The article implies a subconscious aversion to a particular indicator about a potential partner. (Emphasis mine.)

The article implies no such thing. All that can be gleaned is that a) people don't want to settle down and have kids with drug addicts, and b) people don't want to settle down and have kids with promiscuous partners. That both those factors for mate selection tend to go together should be no surprise. Mightn't it be possible that people choose against drug users and sexually promiscuous persons because they might tend to make poor partners and/or parents?

(Also: While many animals may choose their mates--consciously or otherwise--purely for the purposes of procreation, human partner selection tends to be slightly more complicated than that.
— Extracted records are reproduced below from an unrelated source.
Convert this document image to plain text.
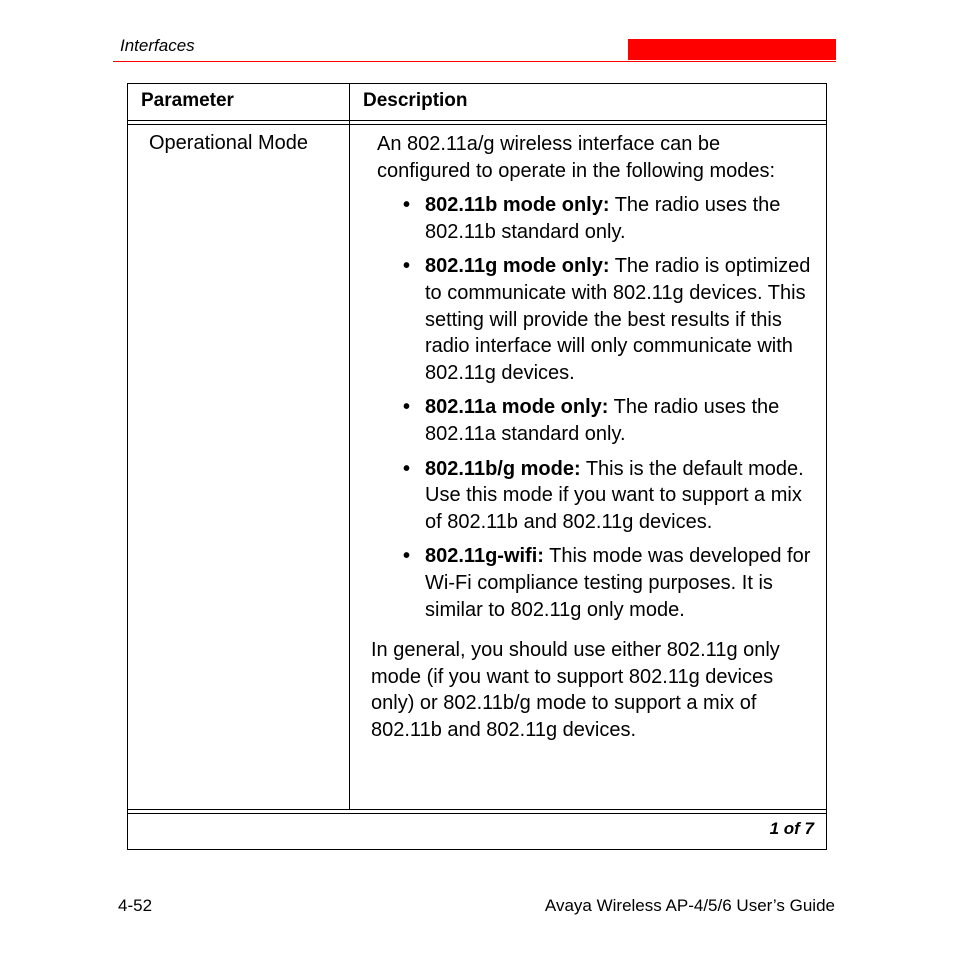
Interfaces
Parameter	Description
Operational Mode	An 802.11a/g wireless interface can be configured to operate in the following modes:

• 802.11b mode only: The radio uses the 802.11b standard only.
• 802.11g mode only: The radio is optimized to communicate with 802.11g devices. This setting will provide the best results if this radio interface will only communicate with 802.11g devices.
• 802.11a mode only: The radio uses the 802.11a standard only.
• 802.11b/g mode: This is the default mode. Use this mode if you want to support a mix of 802.11b and 802.11g devices.
• 802.11g-wifi: This mode was developed for Wi-Fi compliance testing purposes. It is similar to 802.11g only mode.

In general, you should use either 802.11g only mode (if you want to support 802.11g devices only) or 802.11b/g mode to support a mix of 802.11b and 802.11g devices.

1 of 7
4-52	Avaya Wireless AP-4/5/6 User’s Guide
To reduce it to nothing but "evolutionary" selection would be, yes, eugenics.)
posted by Sys Rq at 1:49 PM on June 16, 2010 [2 favorites]


Those who overestimate the risks of drugs and sex will avoid them, those who underestimate the risks will indulge in them. Because risk evaluation is extremely complex there will be people who estimate and assign wildly different risk levels to different categories of activity, but on the average the difference between hedonistic and prudish behavior is nothing more than risk level assignment.

The hedonist routinely underestimates risks (hence is a less desirable child-rearing mate, but probably a lot more fun to be around), and the prude routinely overestimates them (hence is a less desirable companion for anything fun, be it sex, drugs, or even road trips to the museum, but probably a safer parent). Furthermore risk correlates with having something to lose: mostly, that's kids. This above all else the source of middle-age attitudinal shift, when "the broad mind and narrow waist change places". Those with the least to lose, ie those with no children and no "stake" in the world such as houses, jobs and businesses, will shift attitudes the least, on average. Once the kids (and the assets that have mainly been accumulated for their benefit) are no longer perceived to be at risk, the party animal may rear its head again: the mid-life crisis.
posted by aeschenkarnos at 3:32 PM on June 16, 2010 [4 favorites]


if they mean birth control is a recreational drug than maybe they have a point.
posted by Hammond Rye at 6:20 PM on June 16, 2010


This reminds me of an old article I read in The National Enquirer: "Evangelical Christians tend to have more children than Feminists; therefore, Feminism will soon die out completely, and Christianity will take over the earth."

(this article left out the part about tolerant cultures being more resilient, and intolerant cultures being more stagnant).
posted by ovvl at 7:57 PM on June 16, 2010


But to suggest that prohibitionism, something that's only been around culturally for a few hundred years is somehow an evolutionary adaptation is just crazy.

You forget that the Messenger of Allah (may peace be upon him) told us nearly 1400 years ago that alcohol is haram. And that women, outside the harem, must cover themselves, lest by their lewd display, they arouse men to sin.